A credit can be viewed as funny money that can be used to pay gift taxes and/or estate taxes. It is very different than a tax deduction. When considering gift and estate taxes, the taxes are actually calculated and become payable. However, this tax is automatically paid using the funny money that is “given” in the unified credit. The fact that the estate tax is actually calculated and payable means that technically the property is taxed at the time the person dies. This is important for a number of reasons. For example, the property will get a “step-up” in basis to the value of the asset on the date of death (when it is taxed). That saves the family income taxes when they sell the property after Dad dies. (This step-up in basis is the subject of another article.)
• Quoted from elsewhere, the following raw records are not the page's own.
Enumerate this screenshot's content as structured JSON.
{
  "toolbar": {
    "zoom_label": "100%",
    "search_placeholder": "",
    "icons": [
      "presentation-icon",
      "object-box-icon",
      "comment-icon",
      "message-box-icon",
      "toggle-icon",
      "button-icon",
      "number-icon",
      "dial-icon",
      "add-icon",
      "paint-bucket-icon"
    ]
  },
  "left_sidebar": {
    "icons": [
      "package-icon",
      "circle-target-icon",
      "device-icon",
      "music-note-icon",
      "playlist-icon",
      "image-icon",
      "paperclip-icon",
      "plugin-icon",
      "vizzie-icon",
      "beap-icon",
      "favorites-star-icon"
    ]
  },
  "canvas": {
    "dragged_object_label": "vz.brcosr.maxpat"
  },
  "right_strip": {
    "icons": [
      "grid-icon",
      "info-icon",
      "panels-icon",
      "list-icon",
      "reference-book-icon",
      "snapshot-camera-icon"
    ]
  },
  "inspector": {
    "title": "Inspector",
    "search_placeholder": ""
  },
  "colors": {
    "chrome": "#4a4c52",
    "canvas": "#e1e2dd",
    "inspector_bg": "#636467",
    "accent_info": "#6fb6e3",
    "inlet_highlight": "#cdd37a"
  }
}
At a person’s death, the federal government taxes all assets that pass from the deceased person’s estate to his or her heirs. The tax is calculated and payable on all property passing at death, but the credit can be used to offset that tax. You (or your estate) won’t have to pay anything until you have used up your credit that counts toward gift and/or estate taxes.

The IRS gives you enough credit to pay the gift and estate tax on property valued up to $5.45 million as of 2016. The amount of funny money (tax credit aka unified credit) you get goes up each year based upon an increase tied to the cost of living.

Married persons each get their own $5.45 million. Whatever portion of the credit is unused after the first spouse dies can be transferred to the other spouse.  If the applicable portability laws are carefully followed, the couple will receive a total credit that would cover the transfer, either by gift or estate, of assets up to $10.9 million. Note that if positive actions are not taken, anything left over from the first spouse’s tax credit will be lost. The remaining spouse will only be able to take advantage of their own $5.45 million.

Most people and married couples have an estate that totals less than $5.45 million, so the taxes aren’t usually an issue. However, it is good to understand the unified gift and estate tax – the unified taxes – and take advantage of the full unified credit that you are entitled to.

  1. I used your material to craft my will, power of attorney, medial power of attorney, living will, and put my property, car and bank accounts into a trust. I took everything to a lawyer, who was quite amused that I could do it. He only had a few changes which involved language used in Texas (and probably not anywhere else).

    My questions: I gave, as a gift, a cruise to my son & family (4) and daughter (1) this past year. From your article, it sounds like I need to declare it on my income tax. Is this true? Can this be used as a deduction on my income tax?

    My insurance policies also have named beneficiaries.

    Since my estate is not over $1M, I am assuming that the estate and income taxes will not apply? Is this correct?

    • Dolores,
      With a gift, you are allowed to give $14,000 a year per person. If you gave your kids a really nice cruise worth over $14,000 each then you would need to file a gift tax return form. If the cruise was under $14,000 each then you don’t have to do a thing. You are not going to be able to deduct it since it is a personal expense.

      Since your estate is under $1 million you don’t have to worry about estate taxes since they only apply if your estate is over $5.45 million.